A manutenção dos termos empregados ainda no período ditatorial, como “movimento revolucionário”, reflete o posicionamento de produções acadêmicas e relatos de direitos humanos que criticam o golpe e o regime militar, constituindo uma tentativa de contrapor e desafiar essas narrativas divergentes. Em que pese o fato de ignorar as discussões a respeito da participação de civis para a solidificação do regime, porém, não só há a menção (elogiosa) a respeito dos civis apoiadores (“verdadeiros patriotas”), bem como alguns são selecionados para expor suas narrativas no decorrer dos quinze tomos da coletânea.
Ainda que não seja a intenção de mencionar explicitamente o cenário de discussão em torno da caracterização dos governos militares, o texto estabelece diálogos com outros textos e narrativas históricos, tanto oficiais quanto críticos, aos quais busca contrapor. Dessa forma, somente ao final da Apresentação são expostos os termos em discussão, designando-se como a chave interpretativa para resolver, de vez, a temática: “Ditadura? Regime autoritário? Revolução? Contrarrevolução? Golpe militar? Contragolpe? As respostas estão aqui” (ibidem, p. 11).
Percebe-se, com isso, a força da obra em tela, baseada em uma narrativa heroica dos militares que combateram em nome da Pátria, em contraposição ao espaço dedicado aos opositores do governo militar, especialmente em pesquisas acadêmicas. A coerência argumentativa constrói-se gradativamente, na medida em que apresenta o movimento de 1964 como uma intervenção necessária para prevenir uma suposta ameaça comunista. Assim, o autor critica a difusão de uma narrativa que marginaliza a versão dos militares, apresentando a linha argumentativa a ser corroborada nas entrevistas presentes na coletânea.
c) Prática social
Conforme mencionado anteriormente, os objetivos e motivações do projeto de memória da BibliEx se expressam de modo claro no decorrer do texto Apresentação. Além de prefigurar como publicação em que consta a versão institucional sobre o 31 de março de 1964 e os governos subsequentes, apresenta-se como crítica e contraposição aos discursos de resistência que mantêm postura contrária e denunciativa em relação ao período em tela.
Em relação aos posicionamentos ideológicos assumidos no texto, reforça-se a tese da defesa da soberania nacional diante da iminente ameaça comunista. Depreende-se de que há um sentido nas ações militares que foram conscientemente silenciadas, justamente, por aqueles que foram derrotados pelas armas. Exemplo:
[...] apoiados por coniventes ocupantes de postos de mando destacados, premiam criminosos e desconhecem as vítimas mais humildes que apenas cumpriam suas missões e tarefas a serviço das autoridades constituídas.

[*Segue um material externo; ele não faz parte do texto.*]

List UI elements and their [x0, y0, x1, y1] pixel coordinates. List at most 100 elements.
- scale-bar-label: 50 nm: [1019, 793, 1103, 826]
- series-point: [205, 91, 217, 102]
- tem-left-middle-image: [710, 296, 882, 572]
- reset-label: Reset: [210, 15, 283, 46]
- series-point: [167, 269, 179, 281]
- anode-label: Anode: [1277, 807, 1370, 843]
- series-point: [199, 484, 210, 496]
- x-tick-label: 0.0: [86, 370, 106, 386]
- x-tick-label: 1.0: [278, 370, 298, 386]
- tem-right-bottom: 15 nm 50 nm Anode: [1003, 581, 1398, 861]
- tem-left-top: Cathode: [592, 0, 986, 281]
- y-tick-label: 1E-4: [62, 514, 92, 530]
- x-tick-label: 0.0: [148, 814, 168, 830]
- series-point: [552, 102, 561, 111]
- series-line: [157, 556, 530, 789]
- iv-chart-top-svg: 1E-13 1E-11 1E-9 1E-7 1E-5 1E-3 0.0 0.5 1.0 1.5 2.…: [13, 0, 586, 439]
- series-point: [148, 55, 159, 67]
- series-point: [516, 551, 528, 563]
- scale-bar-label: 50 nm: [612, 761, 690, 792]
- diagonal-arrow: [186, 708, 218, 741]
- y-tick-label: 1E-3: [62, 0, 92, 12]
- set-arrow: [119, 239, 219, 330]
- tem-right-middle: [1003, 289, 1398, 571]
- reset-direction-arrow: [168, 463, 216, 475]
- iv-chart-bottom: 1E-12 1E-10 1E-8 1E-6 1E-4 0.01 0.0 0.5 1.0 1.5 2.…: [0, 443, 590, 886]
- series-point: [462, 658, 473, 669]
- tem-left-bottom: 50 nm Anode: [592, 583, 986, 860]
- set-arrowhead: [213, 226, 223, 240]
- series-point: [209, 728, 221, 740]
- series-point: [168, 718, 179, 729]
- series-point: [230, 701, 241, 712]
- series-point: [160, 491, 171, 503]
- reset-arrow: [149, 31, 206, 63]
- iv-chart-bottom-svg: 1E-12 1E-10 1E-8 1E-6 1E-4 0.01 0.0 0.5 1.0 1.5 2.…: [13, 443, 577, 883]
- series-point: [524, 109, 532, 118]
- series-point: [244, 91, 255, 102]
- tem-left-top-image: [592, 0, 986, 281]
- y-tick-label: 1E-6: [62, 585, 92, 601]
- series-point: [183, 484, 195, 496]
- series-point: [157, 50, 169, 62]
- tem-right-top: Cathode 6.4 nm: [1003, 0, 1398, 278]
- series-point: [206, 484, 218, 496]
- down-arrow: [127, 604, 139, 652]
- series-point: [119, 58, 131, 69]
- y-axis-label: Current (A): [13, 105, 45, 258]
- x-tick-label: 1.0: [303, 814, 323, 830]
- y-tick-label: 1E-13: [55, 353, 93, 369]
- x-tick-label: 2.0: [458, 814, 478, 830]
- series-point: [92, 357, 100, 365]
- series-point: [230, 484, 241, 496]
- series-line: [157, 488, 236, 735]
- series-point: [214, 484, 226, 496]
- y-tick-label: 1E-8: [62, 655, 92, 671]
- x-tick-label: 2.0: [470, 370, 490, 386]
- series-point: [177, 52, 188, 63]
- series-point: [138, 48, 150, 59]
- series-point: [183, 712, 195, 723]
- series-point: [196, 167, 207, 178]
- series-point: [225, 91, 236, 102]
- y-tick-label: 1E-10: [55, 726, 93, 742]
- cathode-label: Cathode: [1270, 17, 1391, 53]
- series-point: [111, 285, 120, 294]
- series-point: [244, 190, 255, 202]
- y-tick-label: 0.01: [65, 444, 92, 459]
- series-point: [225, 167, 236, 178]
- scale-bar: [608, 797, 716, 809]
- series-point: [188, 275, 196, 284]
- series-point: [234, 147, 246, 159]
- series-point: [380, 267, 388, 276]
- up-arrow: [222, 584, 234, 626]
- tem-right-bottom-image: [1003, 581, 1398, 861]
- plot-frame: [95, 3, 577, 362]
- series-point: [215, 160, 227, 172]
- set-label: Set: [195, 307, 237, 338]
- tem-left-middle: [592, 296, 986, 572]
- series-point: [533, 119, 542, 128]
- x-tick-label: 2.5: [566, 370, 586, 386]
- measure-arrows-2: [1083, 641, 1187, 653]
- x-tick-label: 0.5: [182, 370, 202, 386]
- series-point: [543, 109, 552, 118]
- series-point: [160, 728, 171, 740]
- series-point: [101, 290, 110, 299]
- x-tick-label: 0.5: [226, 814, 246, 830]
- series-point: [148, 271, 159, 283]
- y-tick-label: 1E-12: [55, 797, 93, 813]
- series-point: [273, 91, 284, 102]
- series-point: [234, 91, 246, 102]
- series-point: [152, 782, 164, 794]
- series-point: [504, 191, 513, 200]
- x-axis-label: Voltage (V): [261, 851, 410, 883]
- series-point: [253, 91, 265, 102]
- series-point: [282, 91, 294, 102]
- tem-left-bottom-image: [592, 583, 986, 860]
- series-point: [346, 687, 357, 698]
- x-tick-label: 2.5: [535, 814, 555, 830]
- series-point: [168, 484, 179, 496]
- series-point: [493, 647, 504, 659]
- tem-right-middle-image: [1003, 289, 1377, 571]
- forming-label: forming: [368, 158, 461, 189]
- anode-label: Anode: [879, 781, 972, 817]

Assaltantes, sequestradores, terroristas, desertores, agora, são regiamente abonados (Motta, 2003, p. 10, grifo nosso).
O maniqueísmo é acionado como forma de pressupor a construção narrativa de que há manipulação da verdade histórica. Assim, “as vítimas mais humildes que apenas cumpriam suas missões”, ou seja, aqueles que defendem a verdadeira história – os bons –, sofrem com a manipulação promovida por aqueles que a falsificam – os maus (ibidem).
O capital ideológico a que essas pressuposições visam alcançar, assenta-se na identificação do comunismo como o real inimigo da democracia e das famílias brasileiras no decorrer da fase republicana. A tomada do poder pelos militares justifica-se, então, pela necessidade de restabelecer a ordem e a pacificação nacional. Evidencia-se, com isso, o cenário de polarização em que, para os grupos de extrema direita, os militares cumpriram seu papel de “salvar” a nação da ameaça comunista, tornando-se inadmissível o questionamento de suas ações, pois, ao fazê-lo, configura-se revanchismo por parte dos opositores do regime ditatorial, em grande parte pertencentes às esquerdas da época.
Ainda sobre o trecho em destaque, “apoiados por coniventes ocupantes de postos de mando destacados, premiam criminosos [...] / Assaltantes, sequestradores, terroristas, desertores, agora, são regiamente abonados” (Motta, 2003, p. 10, grifo nosso), refere-se ao primeiro e segundo mandatos do atual Presidente Luiz Inácio Lula da Silva (2003-2011)[15], em que pessoas que participaram de diferentes grupos de resistência à ditadura militar desempenharam papeis de relevante destaque político[16]. Caracterizado como governo progressista que buscava democracia e justiça social, Lula elegeu como sucessora, Dilma Vanna Rousseff (2011-2016), que também lutou ativamente contra a repressão do período ditatorial[17]. Fato este que desencadeou o acirramento das disputas narrativas e a consolidação do cenário de repulsa pela ala conservadora traduzidas, então, no antipetismo[18].[19]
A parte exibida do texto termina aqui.